As readers may know, when I visit high security systems I like to use combat scanner probes to search for players, POSes, drones, and of course cosmic signatures. Sometimes, I happen upon inactive POSes with modules that can be destroyed, and I have a particular fondness for pillaging these vulnerable bases.
My routine goes like this:
I enter a new system, making some bookmarks while using combat scanner probes (scanning on the setting "show all"). A few close probe scans around celestial clusters reveals all of the starbases in system, from giant complexes like this beautiful but lag-inducing POS:
...to the dozens upon dozens of abandoned control towers in near every system.
A combat scan around a celestial offers a top-down picture of all of the POSes (et al.) around the planet:
A habit I've now taken to is bookmarking all active POSes I find. There's no reason not to, and when I pass through visited systems I briefly check the active POSes. This new method has helped me find a few POSes that have lapsed in upkeep, and sometimes find them before others do.
Well, as I've described in previous posts, this can be a fairly lucrative business, and I know of at least a few dozen players now that sometimes engage in the same type of search and destroy scanning. However, it has been quite a while since I found a decent haul from looting laboratories, assembly arrays, and hangars...until recently!
A nice 1.9 billion isk collection of minerals and research and PI materials, not a bad find at all.
However, my recent return to POS pillaging has me wondering what will come of this profession after the upcoming overhaul of structures in EVE. With the just released entosis module, POS "destruction" will no longer involve shooting (at least at the L and XL size structures, so far as we currently know from the early dev blogs).
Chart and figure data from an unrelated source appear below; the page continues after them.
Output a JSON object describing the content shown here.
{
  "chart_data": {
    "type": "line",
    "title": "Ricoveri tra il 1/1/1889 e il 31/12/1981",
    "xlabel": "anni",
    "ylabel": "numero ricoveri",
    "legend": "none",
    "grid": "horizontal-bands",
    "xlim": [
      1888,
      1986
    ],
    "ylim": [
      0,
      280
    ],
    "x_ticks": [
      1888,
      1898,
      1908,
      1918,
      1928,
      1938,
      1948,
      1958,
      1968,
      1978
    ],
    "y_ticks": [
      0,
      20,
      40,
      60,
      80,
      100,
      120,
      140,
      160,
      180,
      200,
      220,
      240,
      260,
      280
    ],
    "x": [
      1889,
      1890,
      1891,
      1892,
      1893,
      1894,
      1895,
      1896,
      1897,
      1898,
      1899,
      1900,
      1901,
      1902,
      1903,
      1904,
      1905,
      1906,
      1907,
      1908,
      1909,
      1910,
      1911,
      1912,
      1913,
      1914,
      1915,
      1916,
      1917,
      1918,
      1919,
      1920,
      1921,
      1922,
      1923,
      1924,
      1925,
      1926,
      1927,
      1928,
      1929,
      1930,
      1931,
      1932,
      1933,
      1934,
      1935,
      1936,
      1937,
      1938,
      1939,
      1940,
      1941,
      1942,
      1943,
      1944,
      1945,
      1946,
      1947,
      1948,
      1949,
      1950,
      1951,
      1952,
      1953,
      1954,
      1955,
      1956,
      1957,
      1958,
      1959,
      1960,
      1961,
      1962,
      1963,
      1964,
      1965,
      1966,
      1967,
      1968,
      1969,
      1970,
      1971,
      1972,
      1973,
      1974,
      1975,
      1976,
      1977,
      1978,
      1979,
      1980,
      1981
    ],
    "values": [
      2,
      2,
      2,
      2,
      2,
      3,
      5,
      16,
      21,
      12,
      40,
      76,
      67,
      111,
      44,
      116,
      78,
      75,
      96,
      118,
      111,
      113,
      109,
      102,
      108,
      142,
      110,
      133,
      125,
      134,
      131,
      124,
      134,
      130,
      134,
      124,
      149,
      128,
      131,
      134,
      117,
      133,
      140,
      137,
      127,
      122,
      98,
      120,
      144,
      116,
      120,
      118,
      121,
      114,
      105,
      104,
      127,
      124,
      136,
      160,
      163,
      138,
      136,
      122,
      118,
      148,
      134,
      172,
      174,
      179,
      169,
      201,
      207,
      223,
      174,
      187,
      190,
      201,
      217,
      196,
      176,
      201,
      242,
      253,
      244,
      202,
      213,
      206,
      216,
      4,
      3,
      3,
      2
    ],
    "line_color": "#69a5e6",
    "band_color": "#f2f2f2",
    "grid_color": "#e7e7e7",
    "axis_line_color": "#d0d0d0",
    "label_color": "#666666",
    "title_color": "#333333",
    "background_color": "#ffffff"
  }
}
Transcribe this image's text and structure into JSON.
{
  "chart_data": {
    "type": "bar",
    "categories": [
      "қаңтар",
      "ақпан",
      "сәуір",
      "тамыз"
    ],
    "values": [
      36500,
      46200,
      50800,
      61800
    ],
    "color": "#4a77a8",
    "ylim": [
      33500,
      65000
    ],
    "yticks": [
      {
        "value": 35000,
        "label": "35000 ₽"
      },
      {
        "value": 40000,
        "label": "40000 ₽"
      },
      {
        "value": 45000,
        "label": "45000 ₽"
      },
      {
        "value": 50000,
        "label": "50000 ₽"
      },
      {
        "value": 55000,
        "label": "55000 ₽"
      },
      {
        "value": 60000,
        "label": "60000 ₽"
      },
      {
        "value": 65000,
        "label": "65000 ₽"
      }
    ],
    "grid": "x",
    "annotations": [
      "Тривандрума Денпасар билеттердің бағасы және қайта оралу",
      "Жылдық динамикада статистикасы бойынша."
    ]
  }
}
So, presumably, can we expect that inactive POSes will be even easier to remove? Currently there is little reason to destroy lone inactive towers because of the DPS needed (or inactive towers with guns and batteries, modules which cannot be destroyed or looted until after the tower is destroyed). However, after the structure rebalance, it seems like it will simply take (in HS) a war dec and then a few minutes (?) of entosis magic. Will this "Destroy" the structure, creating a killmail, or will this de-activate it and allow it to be scooped? We don't yet know. I would personally prefer the entosis link to destroy the structure itself, resulting in a killmail, with some plan for what loot can drop and what will be "stored" in some way for the owner (the structure dev blog features a lengthy discussion in the comments about what method of "storing" dropped loot for players should be taken. I don't have a preference.)
But what about active structures in HS? Currently, high security space POSes are very safe when active, even without guns, simply due to the time commitment involved in trying to destroy them. Plus, an active corp will immediately take the valuables out of the POS when a war is declared, making it a waste of isk for the attackers as well. What will happen after the structure rebalance, though? Here would be a bad outcome: A single player can declare war on Red Versus Blue, who owns many dozens of customs offices around high sec (these POCOs become some version of new structures after the overhaul, the dev blog states), and then travel all around HS putting all of RVB's POCOs into reinforce. That, it seems to me, would be a bad outcome. On the other hand, what I do think HS needs is more conflict-drivers. The introduction of player-owned customs offices in HS a few years ago was an amazing change, one of the best in the game's history, because it added an entirely new source of conflict in the game. HS (as well as all other areas of space, LS and NPC Null especially) need more sources of conflict. So ideally, the structure revamp will 1) create many new sources of conflict in New Eden, while 2) not giving the attacker too much of an advantage to the point that it is never safe to drop a structure in space. I don't know how to balance 1 and 2, but I am eager to see how CCP tries to do it, and I hope "POS Pillaging" will live on into the future.